Rich in parkland, Vilnius is also known for its baroque architecture and numerous churches. Even if you're not religious, pop your head round the doors of any church you happen to pass - they're usually always open to the public. A true historical gem is the Church of Saint Peter and Saint Paul, with its baroque interior and 2000 (I'm taking their word for it; I gave up counting after I ran out of fingers) white, stuccoed figures representing mythological, biblical and battle scenes.
The picture postcard-esque Old Town - the historical and cultural centre of the city - is a delight to stroll around, with its differing styles of architecture and numerous antique and amber shops. Dip down a narrow street and you'll find yourself suddenly confronted with gems such as Gediminas Castle and Cathedral Square, plus those gems of a different sort in the Amber Gallery museum. Unless you're a huge fan, there's no need to go out of your way to see the bust of Frank Zappa, near the art college, although it's certainly the city's quirkiest attraction.

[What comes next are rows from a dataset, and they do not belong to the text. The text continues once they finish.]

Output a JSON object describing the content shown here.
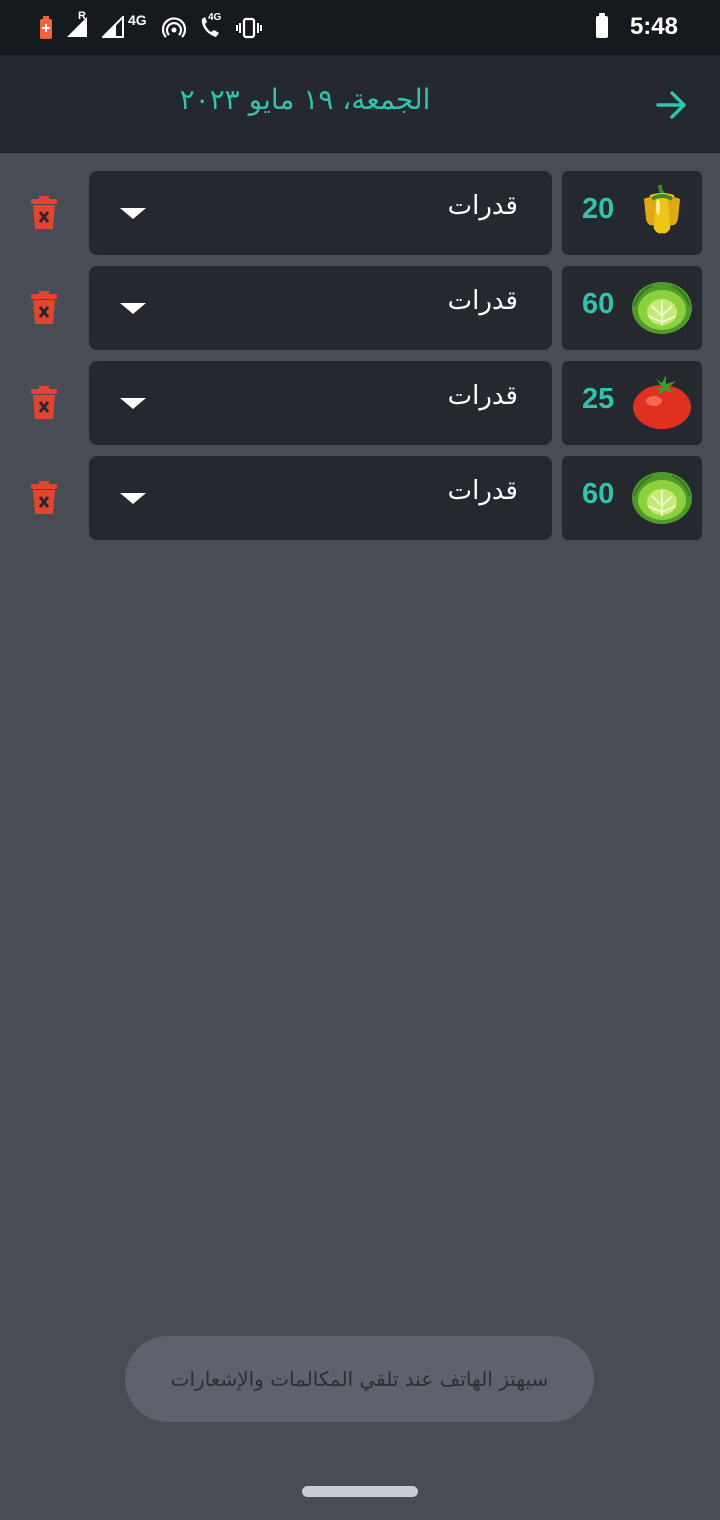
{
  "status_bar": {
    "time": "5:48",
    "network_label": "4G",
    "call_network_label": "4G",
    "roaming_label": "R",
    "icons": [
      "battery-saver-icon",
      "signal-roaming-icon",
      "signal-icon",
      "hotspot-icon",
      "wifi-calling-icon",
      "vibrate-icon",
      "battery-icon"
    ]
  },
  "app_bar": {
    "title": "الجمعة، ١٩ مايو ٢٠٢٣",
    "back_icon": "arrow-right-icon",
    "accent_color": "#2fc4ab"
  },
  "rows": [
    {
      "quantity": "20",
      "item_icon": "yellow-pepper-icon",
      "selected": "قدرات",
      "delete_icon": "trash-icon"
    },
    {
      "quantity": "60",
      "item_icon": "cabbage-icon",
      "selected": "قدرات",
      "delete_icon": "trash-icon"
    },
    {
      "quantity": "25",
      "item_icon": "tomato-icon",
      "selected": "قدرات",
      "delete_icon": "trash-icon"
    },
    {
      "quantity": "60",
      "item_icon": "cabbage-icon",
      "selected": "قدرات",
      "delete_icon": "trash-icon"
    }
  ],
  "toast": {
    "message": "سيهتز الهاتف عند تلقي المكالمات والإشعارات"
  },
  "colors": {
    "background": "#474c55",
    "card": "#25282f",
    "delete": "#e3442f"
  }
}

Locals in Vilnius are extremely proud of their language, traditions and culture, but there's one other topic that's sure to help you strike up friendships. Order a pint of the local beer, Svyturys, in any bar, raise the subject of Eurovision, and you've struck conversational gold. The annual televised show draws huge viewing figures and, for extra Brownie points, congratulate them on their 2006 entry, the tongue-in-cheek song, We Are the Winners (it didn’t win, and came in at sixth place).
The locals' pride extends to their traditional cuisine, mostly based around filling, if sometimes stodgy, meat and potato dishes. A 'must do' for lunch is Zemaiciai restaurant, with its menu of national treats such as wild boar goulash and 'zeppelins' - large, doughy, grated potato dumplings filled with meat. Neringa restaurant on Gedimino Avenue is another trad eating spot, popular with boho types since the 1960s.
If you want to venture outside the city, book an organised tour to Grutas Park, about 130km south-east of Vilnius, near the spa town of Druskininkai. An hour and a half away by bus, it's an open-air museum of Soviet sculptures. Previously on public display during the era of Soviet rule, the statues were collected together for this privately-financed museum owned by a local mushroom entrepreneur. There are monuments to Marx, Lenin and Stalin, along with recreations of guardtowers, and wooden buildings featuring displays of Soviet-era art, literature and propaganda along the route, along with a mini-zoo and playground.
The on-site restaurant serves Soviet-style 'nostalgia' meals on stainless steel plates - Baltic sprat and onion for starters, traditional borscht (beetroot soup) and meat cutlets for the main course, plus a large measure of vodka. Dyed-in-the-wool capitalists can round off their visit in the souvenir shop, with its collection of kitsch memorabilia, drinking glasses and Russian badges.